We will be using this blog to provide updates once we head off across the
Atlantic. From this link you will be able to track our current position and see
a breadcrumb trail of our route so far. For us to send this blog post we tap
into Iridium satellite network, the
constellation consists of 66 active satellites in
orbit, required for global coverage, and additional
spare satellites to
serve in case of failure. They are continuously passing overhead, or more
like we are continually spinning within the network. The constellation is
actually owned by a publically traded US corporation called Iridium
Communications, let’s hope they stay afloat!
![]() Iridium Network
For me to do a blog post I simply send an email and it appears on our
personal blog page. The emails themselves are pretty cheap but the images, like
the one of the satellites above, can end up costing a lot if you are not
careful! So all images and videos are compressed right down, image quality
definitely takes hit but less of a hit on the wallet.
To
call any phone costs around €1.30/min. However, to create a connection in
order to send an email is charged the same as a phone call. Considering that the
data speed of the Iridium connection is 2.4kb/sec, in theory after I compressed
the image above to 7.7kb that costs me roughly 7 cent (in theory....). It’ll end
up being a bit more than this but not bad all the same!
Weather
This is all very old technology, we are essentially managing to use this
tech for something that it wasn’t originally designed to do. We use this to get
our weather as we cross the Atlantic and while we’re away from any other type of
signal. This is standard for anyone doing ocean passages but I found it pretty
interesting the first time I heard about it.

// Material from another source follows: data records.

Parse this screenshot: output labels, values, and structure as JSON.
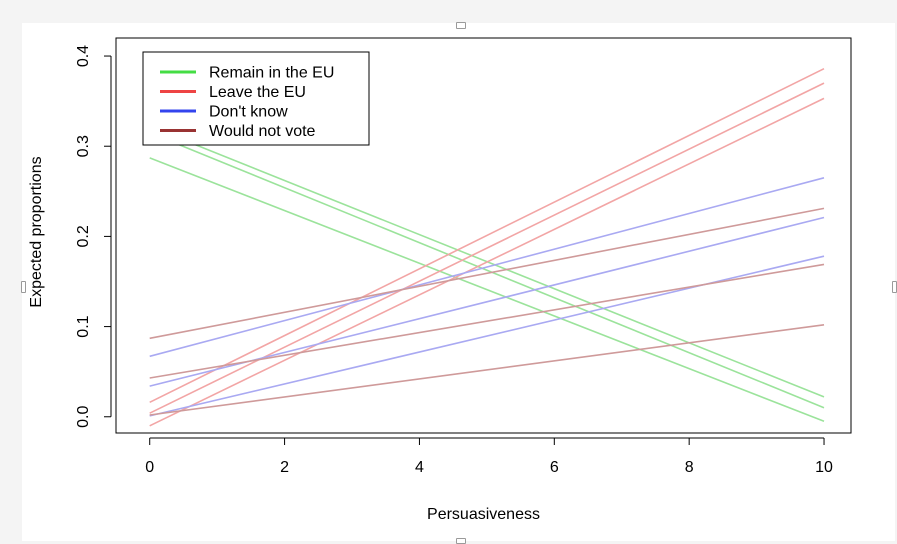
{
  "chart_data": {
    "type": "line",
    "title": "",
    "xlabel": "Persuasiveness",
    "ylabel": "Expected proportions",
    "xlim": [
      -0.5,
      10.4
    ],
    "ylim": [
      -0.018,
      0.42
    ],
    "xticks": [
      "0",
      "2",
      "4",
      "6",
      "8",
      "10"
    ],
    "yticks": [
      "0.0",
      "0.1",
      "0.2",
      "0.3",
      "0.4"
    ],
    "xtick_values": [
      0,
      2,
      4,
      6,
      8,
      10
    ],
    "ytick_values": [
      0.0,
      0.1,
      0.2,
      0.3,
      0.4
    ],
    "grid": false,
    "legend_position": "top-left",
    "legend": [
      {
        "label": "Remain in the EU",
        "color": "#44dd44"
      },
      {
        "label": "Leave the EU",
        "color": "#ee4444"
      },
      {
        "label": "Don't know",
        "color": "#3344ee"
      },
      {
        "label": "Would not vote",
        "color": "#993333"
      }
    ],
    "series": [
      {
        "group": "Remain in the EU",
        "color": "#9be39b",
        "x": [
          0,
          10
        ],
        "y": [
          0.315,
          0.01
        ]
      },
      {
        "group": "Remain in the EU",
        "color": "#9be39b",
        "x": [
          0,
          10
        ],
        "y": [
          0.322,
          0.022
        ]
      },
      {
        "group": "Remain in the EU",
        "color": "#9be39b",
        "x": [
          0,
          10
        ],
        "y": [
          0.287,
          -0.005
        ]
      },
      {
        "group": "Leave the EU",
        "color": "#f2a5a5",
        "x": [
          0,
          10
        ],
        "y": [
          -0.01,
          0.353
        ]
      },
      {
        "group": "Leave the EU",
        "color": "#f2a5a5",
        "x": [
          0,
          10
        ],
        "y": [
          0.004,
          0.37
        ]
      },
      {
        "group": "Leave the EU",
        "color": "#f2a5a5",
        "x": [
          0,
          10
        ],
        "y": [
          0.016,
          0.386
        ]
      },
      {
        "group": "Don't know",
        "color": "#a9a9f2",
        "x": [
          0,
          10
        ],
        "y": [
          0.067,
          0.265
        ]
      },
      {
        "group": "Don't know",
        "color": "#a9a9f2",
        "x": [
          0,
          10
        ],
        "y": [
          0.034,
          0.221
        ]
      },
      {
        "group": "Don't know",
        "color": "#a9a9f2",
        "x": [
          0,
          10
        ],
        "y": [
          0.001,
          0.178
        ]
      },
      {
        "group": "Would not vote",
        "color": "#cf9a9a",
        "x": [
          0,
          10
        ],
        "y": [
          0.087,
          0.231
        ]
      },
      {
        "group": "Would not vote",
        "color": "#cf9a9a",
        "x": [
          0,
          10
        ],
        "y": [
          0.043,
          0.169
        ]
      },
      {
        "group": "Would not vote",
        "color": "#cf9a9a",
        "x": [
          0,
          10
        ],
        "y": [
          0.002,
          0.102
        ]
      }
    ]
  }
}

To get our weather we simply send an email to an automated service asking
in the subject line for the type of weather data and the patch of ocean we are
interested in, using a grid of latitude and longitude. Their algorithms
automatically ping back a file of One’s & Zero’s in a matter of seconds,
yeee old binary code. This is what’s called a GRIB file, General
Regularly-distributed Information in Binary form. We then use a different
program to interpret the code and we get something like the image below. For the
image below I used a program called XyGrib which gives a nice visual interface.
The bristle chart below shows wind strength and direction, usually we’d include
a more parameters, pressure, wave height etc
![]() GPS Position Tracking
Adding our coordinates, for example,
53:45.38N
009:39.38W
should show our
location on the map.... all going well you should be able to see my location.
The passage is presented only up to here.